Write down an expression for the total momentum $\mathbf{P}$ and angular momentum $\mathbf{L}$ with respect to an origin $O$ of a system of $n$ point particles of masses $m_{i}$, position vectors (with respect to $O) \mathbf{x}_{i}$, and velocities $\mathbf{v}_{i}, i=1, \ldots, n$.

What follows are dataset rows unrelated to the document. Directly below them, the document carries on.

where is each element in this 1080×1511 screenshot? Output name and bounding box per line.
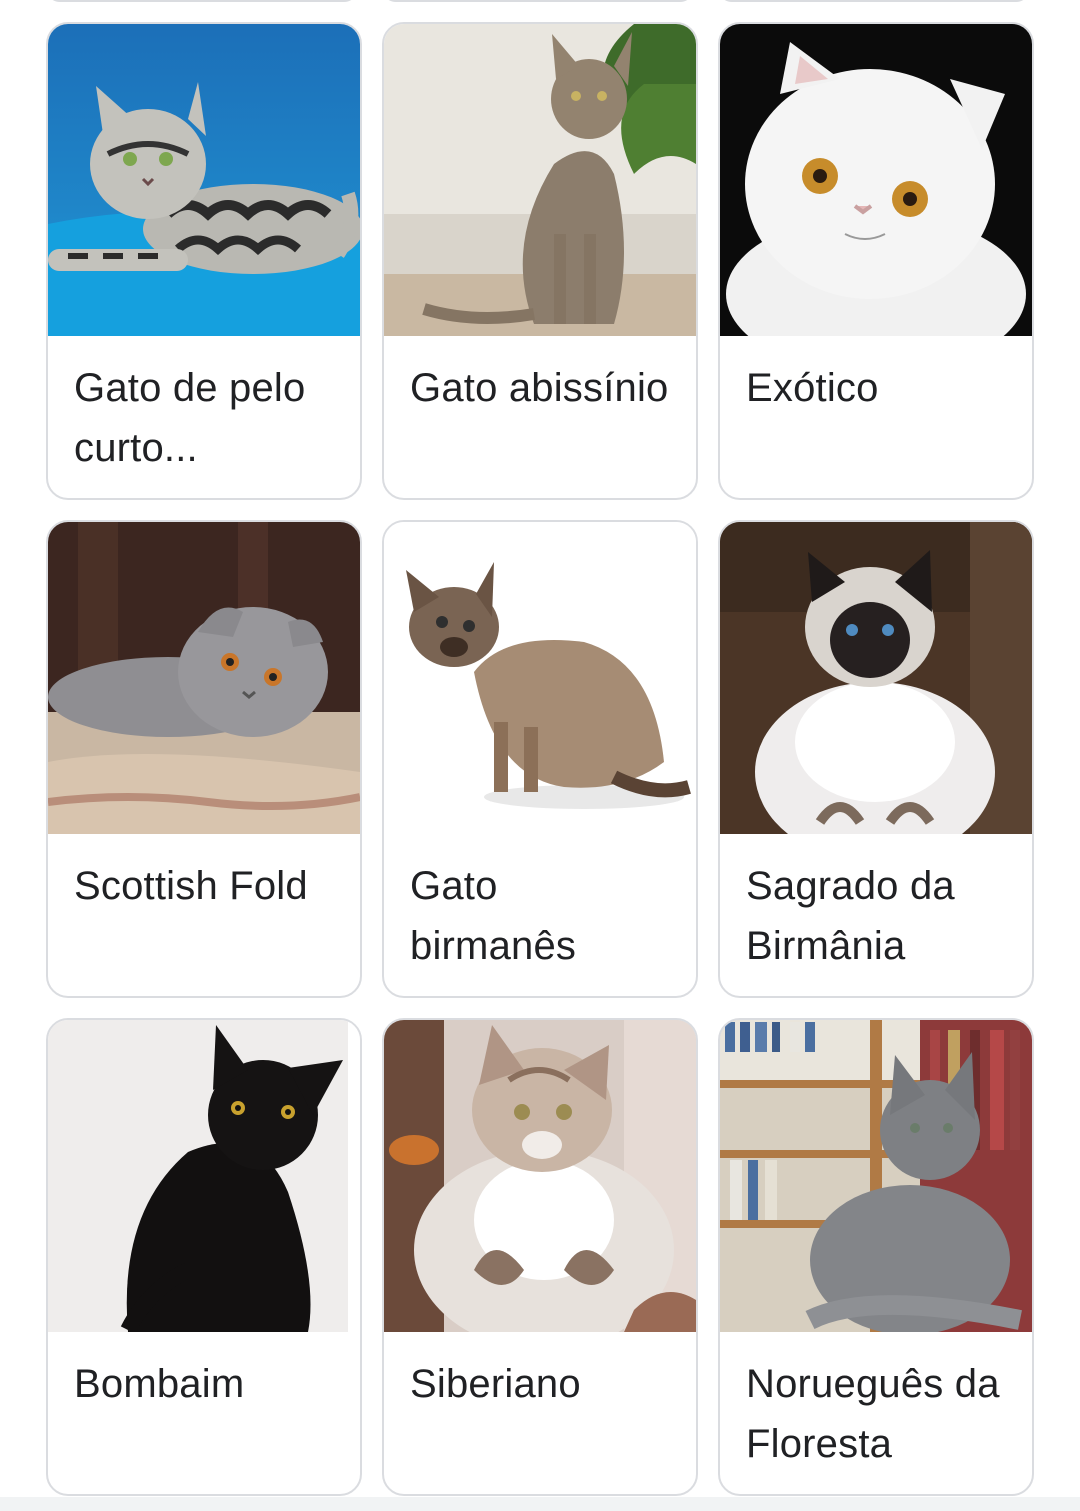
result-card-noruegues-da-floresta[interactable]: Norueguês da Floresta [718,1018,1034,1496]
result-label: Bombaim [74,1362,245,1406]
bombay-cat-photo [48,1020,360,1332]
birman-cat-photo [720,522,1032,834]
exotic-shorthair-cat-photo [720,24,1032,336]
result-label: Norueguês da Floresta [746,1362,1000,1466]
result-card-gato-birmanes[interactable]: Gato birmanês [382,520,698,998]
result-card-gato-de-pelo-curto[interactable]: Gato de pelo curto... [46,22,362,500]
result-label: Exótico [746,366,879,410]
previous-row-card-edge [718,0,1030,2]
american-shorthair-cat-photo [48,24,360,336]
burmese-cat-photo [384,522,696,834]
result-label: Gato abissínio [410,366,669,410]
bottom-scroll-edge [0,1497,1080,1511]
cat-breed-results-grid: Gato de pelo curto... Gato abissínio Exó… [46,22,1034,1496]
previous-row-card-edge [46,0,358,2]
siberian-cat-photo [384,1020,696,1332]
result-card-sagrado-da-birmania[interactable]: Sagrado da Birmânia [718,520,1034,998]
result-card-exotico[interactable]: Exótico [718,22,1034,500]
result-card-siberiano[interactable]: Siberiano [382,1018,698,1496]
result-card-bombaim[interactable]: Bombaim [46,1018,362,1496]
norwegian-forest-cat-photo [720,1020,1032,1332]
result-label: Gato de pelo curto... [74,366,306,470]
result-label: Gato birmanês [410,864,577,968]
abyssinian-cat-photo [384,24,696,336]
result-card-scottish-fold[interactable]: Scottish Fold [46,520,362,998]
previous-row-card-edge [382,0,694,2]
scottish-fold-cat-photo [48,522,360,834]
result-card-gato-abissinio[interactable]: Gato abissínio [382,22,698,500]
result-label: Sagrado da Birmânia [746,864,955,968]
result-label: Scottish Fold [74,864,308,908]
result-label: Siberiano [410,1362,581,1406]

Show that with respect to a new origin $O^{\prime}$ the total momentum $\mathbf{P}^{\prime}$ and total angular momentum $\mathbf{L}^{\prime}$ are given by

$$\mathbf{P}^{\prime}=\mathbf{P}, \quad \mathbf{L}^{\prime}=\mathbf{L}-\mathbf{b} \times \mathbf{P}$$

and hence

$$\mathbf{L}^{\prime} \cdot \mathbf{P}^{\prime}=\mathbf{L} \cdot \mathbf{P},$$

where $\mathbf{b}$ is the constant vector displacement of $O^{\prime}$ with respect to $O$. How does $\mathbf{L} \times \mathbf{P}$ change under change of origin?

Hence show that either

(1) the total momentum vanishes and the total angular momentum is independent of origin, or

(2) by choosing $\mathbf{b}$ in a way that should be specified, the total angular momentum with respect to $O^{\prime}$ can be made parallel to the total momentum.